There's sort of a running joke with how the market treats biotech as well - a bio company could announce they'd cured death and get a 5% bump in their stock price, whereas a tech company says the word "blockchain" and doubles their share price. As a software engineer, you can get pay into the ballpark of what you'd get elsewhere, but you should probably just ignore the "equity" section of that offer letter.
i imagine a big reason for this is that we don't have a silicon valley of biotech pumped with VC money. and presumably a big reason for that is there's all kinds of red tape when it comes to health and humans. no such thing as "disrupting" if you're going to violate some intense laws and then get arrested for it or get your labs shut down. or even worse, the potential resulting violence from fundamentalists surrounding your campus, or stalking employees. scary stuff
Well, even getting past the human/medical side - one thing the computer/VC people miss coming into the field is Bio is both expensive and not amenable to the kinds of growth/pricing curves computers have been. It costs money to grow a cell strain in a tube, but to grow 100 cell strains, it costs… 100x as much. It takes 24 minutes for E.coli to reproduce, but in another couple years we’ll be able to get that down to… 24 minutes. There’s opportunities for improving the cost, reducing the spend on reagents (or finding better ones), reducing the number of strains required, that kind of thing, but the computer/internet/digital industry’s basically priced a Moore’s law curve in on everything, and that just doesn’t work in Bio. The capital costs are large and the time to iterate is really slow compared to digital.
> no such thing as "disrupting" if you're going to violate some intense laws and then get arrested for it or get your labs shut down. or even worse, the potential resulting violence from fundamentalists surrounding your campus, or stalking employees. scary stuff
Or, you know, actually "disrupt" something, like endocrine system of half a million people, or the entire global economy.
For the past decade, "Uber for Biotech" was my go-to scary hypothetical to post in HN comments. I'm increasingly worried we may actually get one for real.
(And to be absolutely clear: I'm fine with the biotech part itself. I'm worried about the consequences of using it to frack markets, SV-style.)
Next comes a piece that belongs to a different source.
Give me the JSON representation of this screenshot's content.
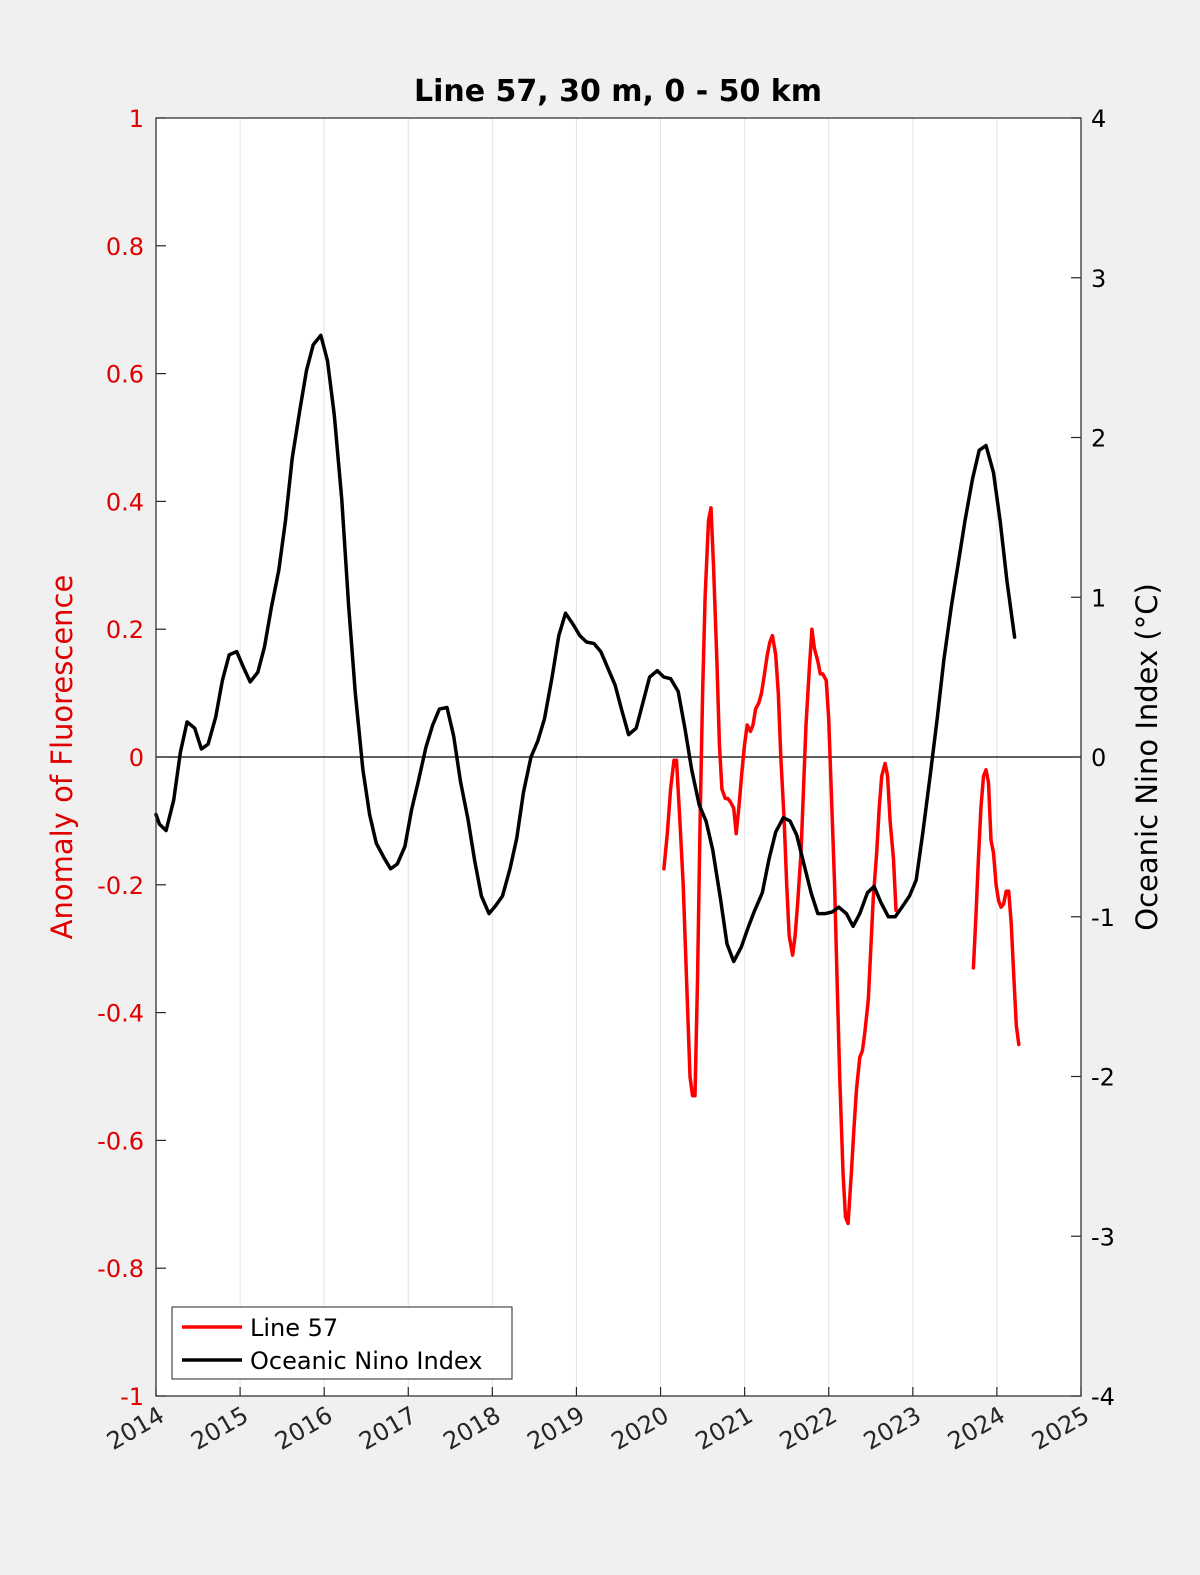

Yup, Theranos attracted more than $700 million, was valued at $10 billion, and silently returned bogus test results for thousands of people. They weren't doing anything like altering people's DNA, immune systems, endocrine systems, etc.
Yes the barriers and regulations are (rightly) much higher than just business or consumer software, but I fully expect that the VC money will be, and in fact is already moving there. VC is very herdlike, and it'll only take a few really hot biotech hits to open the floodgates. I'd predict 5-10 years away, maximum.